ADSC secretome inhibits LPS-induced proinflammatory cytokines (Li et al, 2018)
Human ADSCs are key regulators of immune tolerance, with the capacity to suppress T cell and inflammatory responses and to induce the generation/activation of antigen-specific regulatory T cells (Gonzalez-Rey et al, 2010).
ADSC secretome can suppress the activation, proliferation, and function of CD8+ T cells, which are inflammatory killer T cells (Kuca-Warnawin et al, 2020).
ADSC secretome was able to elevate expression of M2 macrophages and modified their cytokine expression to an anti-inflammatory profile (Hu et al, 2016; Zomer et al, 2020)
Exosomes secreted by human adipose mesenchymal stem cells promote scarless cutaneous repair by regulating extracellular matrix remodeling (Wang et al, 2017).
ADSC exosomes reduce inflammation and alleviate keloids by promoting mitochondrial autophagy through the PI3K/AKT/mTOR pathway (Liu et al, 2024).
ADSC exosomes reduce injury through the transfer of mitochondria components to neighboring cells (Xia et al, 2022).
ADSC secretome expedited wound healing and reduced inflammation in an animal model (Ma et al, 2021).
ADSC secretome promotes wound healing without leaving visible scars and was found safe when injected (An et al, 2021).
ADSC secretome has positive effects on granulation tissue formation and vascularization, and helps prevent fibrosis in pressure ulcers (Alexandrushkina et al, 2020).

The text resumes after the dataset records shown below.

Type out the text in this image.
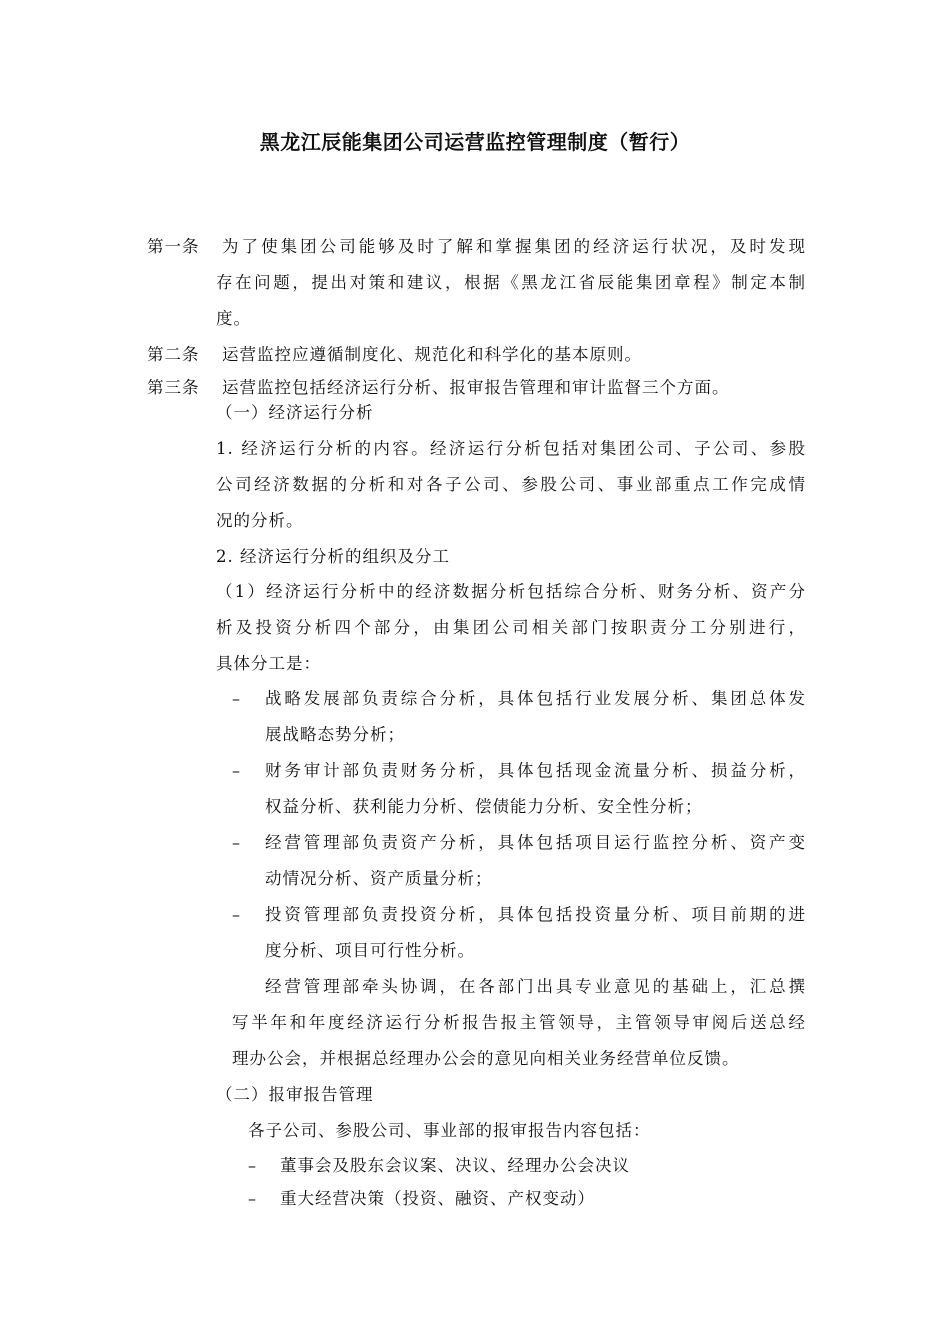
黑龙江辰能集团公司运营监控管理制度（暂行）
第一条 为了使集团公司能够及时了解和掌握集团的经济运行状况，及时发现
存在问题，提出对策和建议，根据《黑龙江省辰能集团章程》制定本制
度。
第二条 运营监控应遵循制度化、规范化和科学化的基本原则。
第三条 运营监控包括经济运行分析、报审报告管理和审计监督三个方面。
（一）经济运行分析
1. 经济运行分析的内容。经济运行分析包括对集团公司、子公司、参股
公司经济数据的分析和对各子公司、参股公司、事业部重点工作完成情
况的分析。
2. 经济运行分析的组织及分工
（1）经济运行分析中的经济数据分析包括综合分析、财务分析、资产分
析及投资分析四个部分，由集团公司相关部门按职责分工分别进行，
具体分工是：
– 战略发展部负责综合分析，具体包括行业发展分析、集团总体发
展战略态势分析；
– 财务审计部负责财务分析，具体包括现金流量分析、损益分析，
权益分析、获利能力分析、偿债能力分析、安全性分析；
– 经营管理部负责资产分析，具体包括项目运行监控分析、资产变
动情况分析、资产质量分析；
– 投资管理部负责投资分析，具体包括投资量分析、项目前期的进
度分析、项目可行性分析。
经营管理部牵头协调，在各部门出具专业意见的基础上，汇总撰
写半年和年度经济运行分析报告报主管领导，主管领导审阅后送总经
理办公会，并根据总经理办公会的意见向相关业务经营单位反馈。
（二）报审报告管理
各子公司、参股公司、事业部的报审报告内容包括：
– 董事会及股东会议案、决议、经理办公会决议
– 重大经营决策（投资、融资、产权变动）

Human ADSCs secrete functional neprilysin-bound exosomes that can degrade β-amyloid peptide (Aβ) that is found in the skin – cutaneous amyloidosis (Katsuda et al, 2013; Kucheryavykh et al, 2018).
In psoriasis and eczema the secretome from adipose mesenchymal stem cells (ADSCs), can regulate SOCS (suppressor of cytokine signaling) pathways, and modulate JAK pathways to reduce inflammation (Wang et al, 2022; Ko et al, 2023). Further, the secretome from ADSCs increases SOCS3 expression and, thus, the persistent and uninhibited expression of STAT3 by increased SOCS3 effectively ameliorates tissue injury by promoting tissue regeneration and decreasing inflammation and apoptosis (Lee et al, 2016).
ADSC and BMSC secretomes were characterized by the upregulation of proteins linked to ECM structure and organization and proteolytic processes compared to UCSCs, important to active involvement in tissue repair and microenvironment maintenance and suggesting their advantage for tissue-forming applications (Hodgson-Garms et al, 2025), but ADSCs are better at preventing fibrosis and reducing inflammation (Yoshida et al, 2023).
Fu et al (2025) found that hADSC-Exos are more effective in promoting hair follicle development compared to hUCMSC-Exos, and the secretome of ADSCs was more associated with growth processes such as nucleosome function than was the UCMSC secretome (Fu et al, 2025).